Artificial Intelligence in Criminal Justice: Sustained or Overruled?
In the midst of World War II, Alan Turing, along with a group of codebreakers working for MI6, developed a primitive computer that would go on to break the Nazi’s ENIGMA code and win the Allies the war. 75 years later, computers are ubiquitous in our modern society – and its use will continue to proliferate as our societal systems continue to rely on technology now more than ever. In the past couple of years, countries such as the United States and Canada have been evaluating the possibility of applying artificial intelligence to our criminal justice system, consequently overhauling the entire system as we know it.

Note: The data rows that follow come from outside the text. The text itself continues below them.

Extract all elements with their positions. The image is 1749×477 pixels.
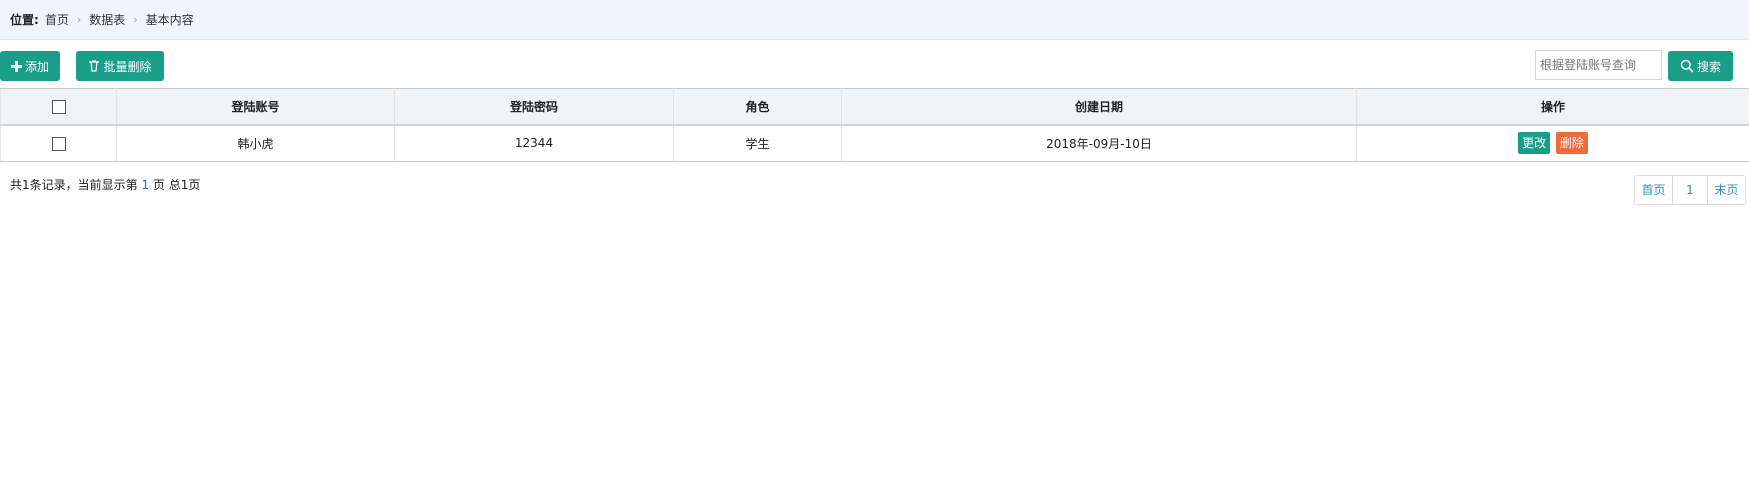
pager-page-link[interactable]: 1 xyxy=(1673,176,1708,204)
cell-password: 12344 xyxy=(394,124,674,162)
add-button-label: 添加 xyxy=(24,59,49,74)
breadcrumb-item-basic-content: 基本内容 xyxy=(145,13,194,27)
chevron-right-icon: › xyxy=(133,13,138,26)
search-icon xyxy=(1680,59,1694,73)
search-button-label: 搜索 xyxy=(1696,59,1721,74)
cell-actions: 更改 删除 xyxy=(1356,124,1749,162)
breadcrumb-item-datatable[interactable]: 数据表 xyxy=(89,11,125,28)
cell-created: 2018年-09月-10日 xyxy=(841,124,1357,162)
column-header-actions: 操作 xyxy=(1356,88,1749,126)
row-checkbox[interactable] xyxy=(51,136,66,151)
breadcrumb-label: 位置: xyxy=(10,13,39,27)
column-header-created: 创建日期 xyxy=(841,88,1357,126)
cell-role: 学生 xyxy=(673,124,842,162)
summary-current-page: 1 xyxy=(141,178,150,192)
bulk-delete-button[interactable]: 批量删除 xyxy=(76,51,164,81)
table-row: 韩小虎 12344 学生 2018年-09月-10日 更改 删除 xyxy=(0,124,1749,162)
breadcrumb-item-home[interactable]: 首页 xyxy=(45,11,69,28)
add-button[interactable]: 添加 xyxy=(0,51,60,81)
row-select-cell xyxy=(0,124,117,162)
bulk-delete-button-label: 批量删除 xyxy=(103,59,152,74)
chevron-right-icon: › xyxy=(76,13,82,26)
pager-last-link[interactable]: 末页 xyxy=(1708,176,1745,204)
trash-icon xyxy=(88,60,100,72)
plus-icon xyxy=(10,60,22,72)
table-header-row: 登陆账号 登陆密码 角色 创建日期 操作 xyxy=(0,88,1749,126)
summary-suffix: 页 总1页 xyxy=(152,178,201,192)
pagination: 首页 1 末页 xyxy=(1634,175,1746,205)
select-all-cell xyxy=(0,88,117,126)
pager-first-link[interactable]: 首页 xyxy=(1635,176,1673,204)
record-summary: 共1条记录，当前显示第 1 页 总1页 xyxy=(10,176,200,193)
data-table: 登陆账号 登陆密码 角色 创建日期 操作 韩小虎 12344 学生 2018年-… xyxy=(0,88,1749,162)
column-header-account: 登陆账号 xyxy=(116,88,395,126)
summary-prefix: 共1条记录，当前显示第 xyxy=(10,178,138,192)
search-button[interactable]: 搜索 xyxy=(1668,51,1733,81)
edit-button[interactable]: 更改 xyxy=(1518,132,1551,155)
breadcrumb: 位置: 首页 › 数据表 › 基本内容 xyxy=(0,0,1749,40)
select-all-checkbox[interactable] xyxy=(51,99,66,114)
cell-account: 韩小虎 xyxy=(116,124,395,162)
search-input[interactable] xyxy=(1535,50,1662,80)
column-header-password: 登陆密码 xyxy=(394,88,674,126)
delete-button[interactable]: 删除 xyxy=(1555,132,1588,155)
column-header-role: 角色 xyxy=(673,88,842,126)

Artificial Intelligence (AI) is the ability of machines to perceive and respond to environments independent of human inputs. Essentially, AI enables computers to function in human-like ways to process data and make decisions. Strong AI, made up of Artificial General Intelligence (AGI) and Artificial Super Intelligence (ASI), is the futuristic version of AI we see in movies that reached or surpassed the intelligence of the human brain. Its counterpart, Weak AI, is trained to perform specific tasks rather than emulate the abilities of humans – this is the type of AI being researched as a decision-making aid to those working in the criminal justice system.
In the current system, AI has numerous applications that may enable a reduction in crime through applications such as gunshot detection, DNA analysis, facial recognition, sentencing, and developing fields like crime forecasting – whether individuals are likely to recidivate - in order to reduce human error within the justice system. However, the technology is still in development and certain applications are more controversial than others. During DNA analysis, AI can be used to analyze unviable or damaged DNA to project an accurate strand that can be matched with evidence already in the system. Meanwhile, in Pretrial Risk Assessments – predicting whether an individual is likely to commit a future crime or skip bail - AI has the potential to objectively evaluate an individual’s risk depending on factors such as their socioeconomic background, neighbourhood crime rate, and employment history. The defendant is given a risk score that is used to aid the judge in deciding whether to grant an individual bail. Ultimately, while AI can be applied to these areas of the system, the applications in the latter area are much more controversial due to possible racial biases in the data used in AI algorithms, a concept known as data discrimination.
In 2017, a lawyer named Rachel Cicurel working in Washington, D.C., was representing a juvenile defendant who was denied bail based on an algorithm that deemed her client high-risk. After issuing a challenge to the determination, Cicurel found that the AI algorithm made a risk assessment based on racially biased factors such as whether her client lived in government housing and previously expressed negative attitudes towards the police. Furthermore, the assessment technology hadn’t been properly validated by a scientific group and yet was being used to recommend sentences or deny teenage offenders bail. In the criminal justice system, AI is thus transferring decision-making authority away from prosecutors, judges, and other humans in the system towards algorithms. If the underlying algorithm is faulty and biased, this could have devastating consequences on the perception that our criminal justice system is fair.
AI is neither inherently racially biased nor unfair; its function is to make predictions that are interpreted by humans. Government policy dictates how we use these predictions and whether the underlying algorithms are safe to use in their application. It is the responsibility of the government to regulate when and how AI is used in the criminal justice system – yet the D.C. case has demonstrated that it has failed to do just that in the United States. In Toronto, the Toronto Police Services Board has established five levels of risk-based categories regarding the application of AI. The risk levels range from low-risk speech-to-text transcription software to extreme risk facial recognition software that could result in mass surveillance. To maximize AI’s effectiveness in the system, the government should place limits on not only where AI can be used, but to what extent it can be depending on the risk level. The TPSB has already established that higher risk applications be subject to extensive evaluation and consultation. However, currently there is no federal law detailing the limits and legality of AI applications in our criminal justice system.
In the criminal justice system, AI should be regulated through policy at the federal rather than the municipal level to ensure equal legal standards are applied throughout the country. It is essential that algorithms are studied extensively before implementation lest the increased possibility of data discrimination may occur. If used properly, AI has the ability to provide investigative assistance and better maintain public safety. Over the next 50 years, the use of technology and AI is increasing ever more and will have profound impacts on the future of our public systems.